Arginine methylation by PRMT1 regulates nuclear-cytoplasmic localization and toxicity of FUS/TLS harbouring ALS-linked mutations.

Mutations in FUS/TLS (fused in sarcoma/translated in liposarcoma) cause an inheritable form of amyotrophic lateral sclerosis (ALS6). In contrast to FUS(WT), which is concentrated in the nucleus, these mutants are abnormally distributed in the cytoplasm where they form inclusions and associate with stress granules. The data reported herein demonstrate the importance of protein arginine methylation in nuclear-cytoplasmic shuttling of FUS and abnormalities of ALS-causing mutants. Depletion of protein arginine methyltransferase 1 (PRMT1; the enzyme that methylates FUS) in mouse embryonic fibroblasts by gene knockout, or in human HEK293 cells by siRNA knockdown, diminished the ability of ALS-linked FUS mutants to localize to the cytoplasm and form inclusions. To examine properties of FUS mutants in the context of neurons vulnerable to the disease, FUS(WT) and ALS-linked FUS mutants were expressed in motor neurons of dissociated murine spinal cord cultures. In motor neurons, shRNA-mediated PRMT1 knockdown concomitant with the expression of FUS actually accentuated the shift in distribution of ALS-linked FUS mutants from the nucleus to the cytoplasm. However, when PRMT1 was inhibited prior to expression of ALS-linked FUS mutants, by pretreatment with a global methyltransferase inhibitor, ALS-linked FUS mutants were sequestered in the nucleus and cytoplasmic inclusions were reduced, as in the cell lines. Mitochondria were significantly shorter in neurons with cytoplasmic ALS-linked FUS mutants, a factor that could contribute to toxicity.
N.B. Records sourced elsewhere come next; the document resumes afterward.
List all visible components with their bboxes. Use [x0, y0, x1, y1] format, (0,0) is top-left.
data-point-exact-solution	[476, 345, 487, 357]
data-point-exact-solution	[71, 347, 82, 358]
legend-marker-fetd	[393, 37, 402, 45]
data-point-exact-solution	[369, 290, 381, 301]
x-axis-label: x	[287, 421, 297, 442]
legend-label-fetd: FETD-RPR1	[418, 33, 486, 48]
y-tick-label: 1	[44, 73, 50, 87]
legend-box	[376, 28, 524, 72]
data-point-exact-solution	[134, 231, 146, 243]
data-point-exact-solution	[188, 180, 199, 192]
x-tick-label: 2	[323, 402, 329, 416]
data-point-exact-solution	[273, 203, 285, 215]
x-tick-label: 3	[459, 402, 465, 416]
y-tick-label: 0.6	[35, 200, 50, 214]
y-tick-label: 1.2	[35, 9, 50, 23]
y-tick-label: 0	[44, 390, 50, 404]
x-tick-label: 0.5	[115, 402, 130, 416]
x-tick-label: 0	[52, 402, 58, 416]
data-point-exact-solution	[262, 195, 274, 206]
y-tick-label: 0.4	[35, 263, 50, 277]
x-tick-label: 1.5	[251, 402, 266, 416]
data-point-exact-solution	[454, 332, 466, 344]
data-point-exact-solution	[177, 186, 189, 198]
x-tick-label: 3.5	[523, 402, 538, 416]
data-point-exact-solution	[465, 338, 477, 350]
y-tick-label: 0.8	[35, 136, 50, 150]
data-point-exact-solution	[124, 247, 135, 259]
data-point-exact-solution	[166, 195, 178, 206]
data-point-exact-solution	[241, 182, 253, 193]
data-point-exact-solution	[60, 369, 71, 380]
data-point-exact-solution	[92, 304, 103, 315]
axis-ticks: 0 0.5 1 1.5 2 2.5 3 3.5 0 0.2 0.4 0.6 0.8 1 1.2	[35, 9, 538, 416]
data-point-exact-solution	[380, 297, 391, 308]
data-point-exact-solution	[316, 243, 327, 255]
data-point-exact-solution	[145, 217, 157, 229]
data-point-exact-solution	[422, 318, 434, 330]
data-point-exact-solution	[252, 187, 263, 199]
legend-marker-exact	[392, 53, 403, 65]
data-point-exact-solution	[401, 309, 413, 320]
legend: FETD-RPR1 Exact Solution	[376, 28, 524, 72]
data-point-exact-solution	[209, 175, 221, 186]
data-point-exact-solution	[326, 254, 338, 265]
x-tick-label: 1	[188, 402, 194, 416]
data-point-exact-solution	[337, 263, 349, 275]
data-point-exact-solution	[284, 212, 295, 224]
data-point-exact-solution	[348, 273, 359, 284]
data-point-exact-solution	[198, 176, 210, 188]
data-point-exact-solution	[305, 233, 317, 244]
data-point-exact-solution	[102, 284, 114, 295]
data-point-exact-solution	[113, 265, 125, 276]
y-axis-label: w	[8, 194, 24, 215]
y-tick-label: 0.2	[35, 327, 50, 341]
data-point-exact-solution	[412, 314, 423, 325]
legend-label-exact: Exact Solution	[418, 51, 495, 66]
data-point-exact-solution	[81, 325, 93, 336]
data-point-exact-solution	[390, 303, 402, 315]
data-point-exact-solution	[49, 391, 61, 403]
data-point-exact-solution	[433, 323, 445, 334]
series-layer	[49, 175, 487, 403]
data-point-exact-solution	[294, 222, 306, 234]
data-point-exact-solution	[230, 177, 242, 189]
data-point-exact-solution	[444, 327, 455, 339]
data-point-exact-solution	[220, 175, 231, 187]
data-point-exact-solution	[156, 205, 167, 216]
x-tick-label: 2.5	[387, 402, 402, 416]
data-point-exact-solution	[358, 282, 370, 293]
We propose that arginine methylation by PRMT1 participates in the nuclear-cytoplasmic shuttling of FUS, particularly of ALS6-associated mutants, and thus contributes to the toxic gain of function conferred by these disease-causing mutations.

Molecular determinants and genetic modifiers of aggregation and toxicity for the ALS disease protein FUS/TLS.
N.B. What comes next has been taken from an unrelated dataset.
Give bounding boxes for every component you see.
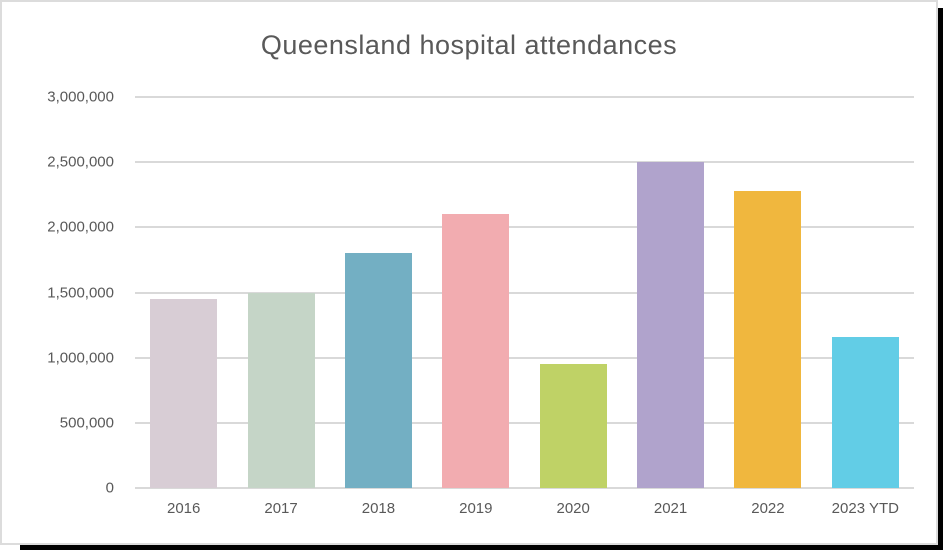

TDP-43 and FUS are RNA-binding proteins that form cytoplasmic inclusions in some forms of amyotrophic lateral sclerosis (ALS) and frontotemporal lobar degeneration (FTLD). Moreover, mutations in TDP-43 and FUS are linked to ALS and FTLD. However, it is unknown whether TDP-43 and FUS aggregate and cause toxicity by similar mechanisms. Here, we exploit a yeast model and purified FUS to elucidate mechanisms of FUS aggregation and toxicity. Like TDP-43, FUS must aggregate in the cytoplasm and bind RNA to confer toxicity in yeast. These cytoplasmic FUS aggregates partition to stress granule compartments just as they do in ALS patients. Importantly, in isolation, FUS spontaneously forms pore-like oligomers and filamentous structures reminiscent of FUS inclusions in ALS patients. FUS aggregation and toxicity requires a prion-like domain, but unlike TDP-43, additional determinants within a RGG domain are critical for FUS aggregation and toxicity. In further distinction to TDP-43, ALS-linked FUS mutations do not promote aggregation. Finally, genome-wide screens uncovered stress granule assembly and RNA metabolism genes that modify FUS toxicity but not TDP-43 toxicity. Our findings suggest that TDP-43 and FUS, though similar RNA-binding proteins, aggregate and confer disease phenotypes via distinct mechanisms. These differences will likely have important therapeutic implications.